The research asked 718 college students to respond to questions which imagined them as being in long-term relationships, where their other halves cheated for one reason or another.
The results – as reported by Reuters – indicated that 50 per cent, or exactly half, of the students said they would be prepared to continue a long-term relationship with a girlfriend if she had had an experience with another woman.
22 per cent, meanwhile, were prepared to forgive her if she had been with another man.
Women, by comparison, turned out to have different feelings on forgiveness: while 28 per cent (about two-in-seven) would stay with a man who had cheated on them, only 21 per cent would stay with a man who had cheated with another man.
The study’s lead author, PhD candidate Jaime Confer, said the differing reactions of men and women were down to “a robust jealousy mechanism”, which was triggered by different types of fears.
In men, it was triggered by a challenge to their paternity, while in women it was more likely activated by a fear of abandonment.
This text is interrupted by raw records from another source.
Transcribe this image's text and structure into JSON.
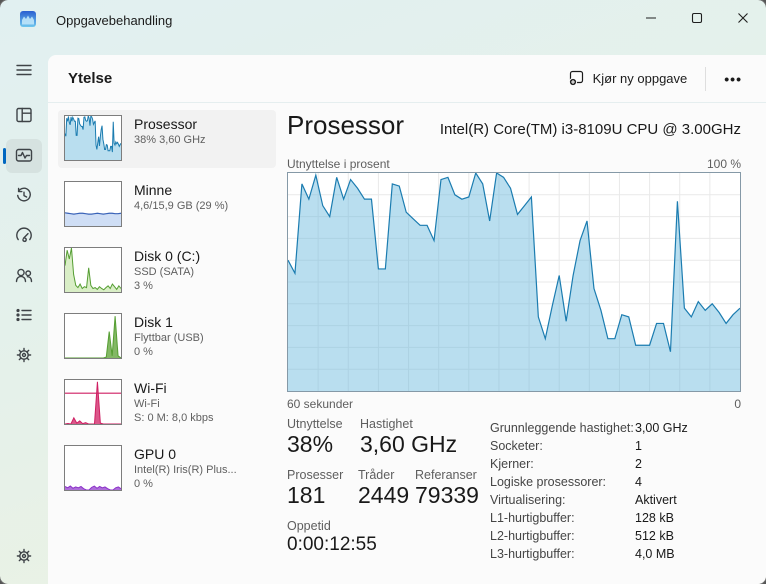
{
  "window": {
    "title": "Oppgavebehandling",
    "controls": {
      "minimize": "minimize",
      "maximize": "maximize",
      "close": "close"
    }
  },
  "header": {
    "page_title": "Ytelse",
    "run_new_task": "Kjør ny oppgave",
    "more": "•••"
  },
  "sidebar": {
    "items": [
      {
        "name": "Prosessor",
        "line2": "38% 3,60 GHz",
        "line3": ""
      },
      {
        "name": "Minne",
        "line2": "4,6/15,9 GB (29 %)",
        "line3": ""
      },
      {
        "name": "Disk 0 (C:)",
        "line2": "SSD (SATA)",
        "line3": "3 %"
      },
      {
        "name": "Disk 1",
        "line2": "Flyttbar (USB)",
        "line3": "0 %"
      },
      {
        "name": "Wi-Fi",
        "line2": "Wi-Fi",
        "line3": "S: 0 M: 8,0 kbps"
      },
      {
        "name": "GPU 0",
        "line2": "Intel(R) Iris(R) Plus...",
        "line3": "0 %"
      }
    ]
  },
  "main": {
    "title": "Prosessor",
    "cpu_name": "Intel(R) Core(TM) i3-8109U CPU @ 3.00GHz",
    "chart_top_left": "Utnyttelse i prosent",
    "chart_top_right": "100 %",
    "chart_bottom_left": "60 sekunder",
    "chart_bottom_right": "0",
    "stats": {
      "utilization_label": "Utnyttelse",
      "utilization": "38%",
      "speed_label": "Hastighet",
      "speed": "3,60 GHz",
      "processes_label": "Prosesser",
      "processes": "181",
      "threads_label": "Tråder",
      "threads": "2449",
      "handles_label": "Referanser",
      "handles": "79339",
      "uptime_label": "Oppetid",
      "uptime": "0:00:12:55"
    },
    "info": [
      {
        "label": "Grunnleggende hastighet:",
        "value": "3,00 GHz"
      },
      {
        "label": "Socketer:",
        "value": "1"
      },
      {
        "label": "Kjerner:",
        "value": "2"
      },
      {
        "label": "Logiske prosessorer:",
        "value": "4"
      },
      {
        "label": "Virtualisering:",
        "value": "Aktivert"
      },
      {
        "label": "L1-hurtigbuffer:",
        "value": "128 kB"
      },
      {
        "label": "L2-hurtigbuffer:",
        "value": "512 kB"
      },
      {
        "label": "L3-hurtigbuffer:",
        "value": "4,0 MB"
      }
    ]
  },
  "colors": {
    "accent": "#0067c0",
    "cpu_line": "#1b7cb0",
    "cpu_fill": "rgba(99,181,220,0.45)",
    "memory_line": "#3a63b8",
    "disk_line": "#559e32",
    "wifi_line": "#cf1f63",
    "gpu_line": "#8b31c9"
  },
  "chart_data": {
    "type": "area",
    "title": "Utnyttelse i prosent",
    "xlabel": "60 sekunder → 0",
    "ylabel": "% CPU-utnyttelse",
    "ylim": [
      0,
      100
    ],
    "x_window_seconds": 60,
    "values": [
      60,
      54,
      95,
      88,
      99,
      85,
      80,
      98,
      88,
      97,
      93,
      88,
      88,
      56,
      56,
      95,
      94,
      82,
      79,
      76,
      76,
      69,
      97,
      98,
      90,
      88,
      89,
      100,
      95,
      78,
      100,
      98,
      93,
      81,
      85,
      89,
      34,
      24,
      39,
      53,
      32,
      53,
      69,
      78,
      47,
      37,
      24,
      24,
      35,
      34,
      21,
      21,
      21,
      31,
      31,
      18,
      87,
      38,
      34,
      41,
      37,
      40,
      36,
      31,
      35,
      38
    ]
  },
  "charts": {
    "cpu_main": {
      "values": [
        60,
        54,
        95,
        88,
        99,
        85,
        80,
        98,
        88,
        97,
        93,
        88,
        88,
        56,
        56,
        95,
        94,
        82,
        79,
        76,
        76,
        69,
        97,
        98,
        90,
        88,
        89,
        100,
        95,
        78,
        100,
        98,
        93,
        81,
        85,
        89,
        34,
        24,
        39,
        53,
        32,
        53,
        69,
        78,
        47,
        37,
        24,
        24,
        35,
        34,
        21,
        21,
        21,
        31,
        31,
        18,
        87,
        38,
        34,
        41,
        37,
        40,
        36,
        31,
        35,
        38
      ],
      "max": 100,
      "line": "#1b7cb0",
      "lw": 1.2,
      "fill": "rgba(99,181,220,0.45)",
      "grid": {
        "cols": 15,
        "rows": 10,
        "color": "#e9e9e9"
      }
    },
    "cpu_thumb": {
      "values": [
        60,
        54,
        95,
        88,
        99,
        85,
        80,
        98,
        88,
        97,
        93,
        88,
        88,
        56,
        56,
        95,
        94,
        82,
        79,
        76,
        76,
        69,
        97,
        98,
        90,
        88,
        89,
        100,
        95,
        78,
        100,
        98,
        93,
        81,
        85,
        89,
        34,
        24,
        39,
        53,
        32,
        53,
        69,
        78,
        47,
        37,
        24,
        24,
        35,
        34,
        21,
        21,
        21,
        31,
        31,
        18,
        87,
        38,
        34,
        41,
        37,
        40,
        36,
        31,
        35,
        38
      ],
      "max": 100,
      "line": "#1b7cb0",
      "lw": 1,
      "fill": "rgba(99,181,220,0.45)"
    },
    "memory_thumb": {
      "values": [
        30,
        29,
        28,
        27,
        28,
        29,
        29,
        28,
        27,
        27,
        28,
        29,
        28,
        27,
        28,
        29,
        29,
        28,
        28,
        29
      ],
      "max": 100,
      "line": "#3a63b8",
      "lw": 1.2,
      "fill": "#cfdef5"
    },
    "disk0_thumb": {
      "values": [
        60,
        95,
        75,
        100,
        40,
        15,
        10,
        18,
        8,
        12,
        10,
        55,
        15,
        8,
        10,
        6,
        12,
        8,
        5,
        10,
        14,
        8,
        18,
        12,
        6,
        14,
        8
      ],
      "max": 100,
      "line": "#559e32",
      "lw": 1,
      "fill": "#d9eec6"
    },
    "disk1_thumb": {
      "values": [
        0,
        0,
        0,
        0,
        0,
        0,
        0,
        0,
        0,
        0,
        0,
        0,
        0,
        0,
        2,
        60,
        5,
        95,
        5,
        0
      ],
      "max": 100,
      "line": "#559e32",
      "lw": 1,
      "fill": "rgba(90,160,50,0.75)"
    },
    "wifi_thumb": {
      "values": [
        0,
        1,
        0,
        14,
        2,
        7,
        1,
        3,
        0,
        0,
        0,
        96,
        2,
        0,
        0,
        0,
        0,
        0,
        0,
        0
      ],
      "max": 100,
      "line": "#cf1f63",
      "lw": 1,
      "fill": "rgba(207,31,99,0.75)",
      "hline": 70
    },
    "gpu_thumb": {
      "values": [
        8,
        5,
        9,
        4,
        7,
        5,
        8,
        3,
        0,
        0,
        6,
        9,
        4,
        8,
        5,
        7,
        3,
        0,
        0,
        5,
        7,
        3
      ],
      "max": 100,
      "line": "#8b31c9",
      "lw": 1,
      "fill": "rgba(139,49,201,0.7)"
    }
  }
}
Men were, he added, more likely to tolerate female-female cheating because it presented “an opportunity to mate with more than one woman simultaneously, satisfying men’s greater desire for more partners”.
A co-author added, however, that the same-sex cheating scenario was “very rare in reality”, and that when asked if similar situations had arisen in real life, “men were significantly more likely than women to have ended their actual relationships following a partner’s affair”.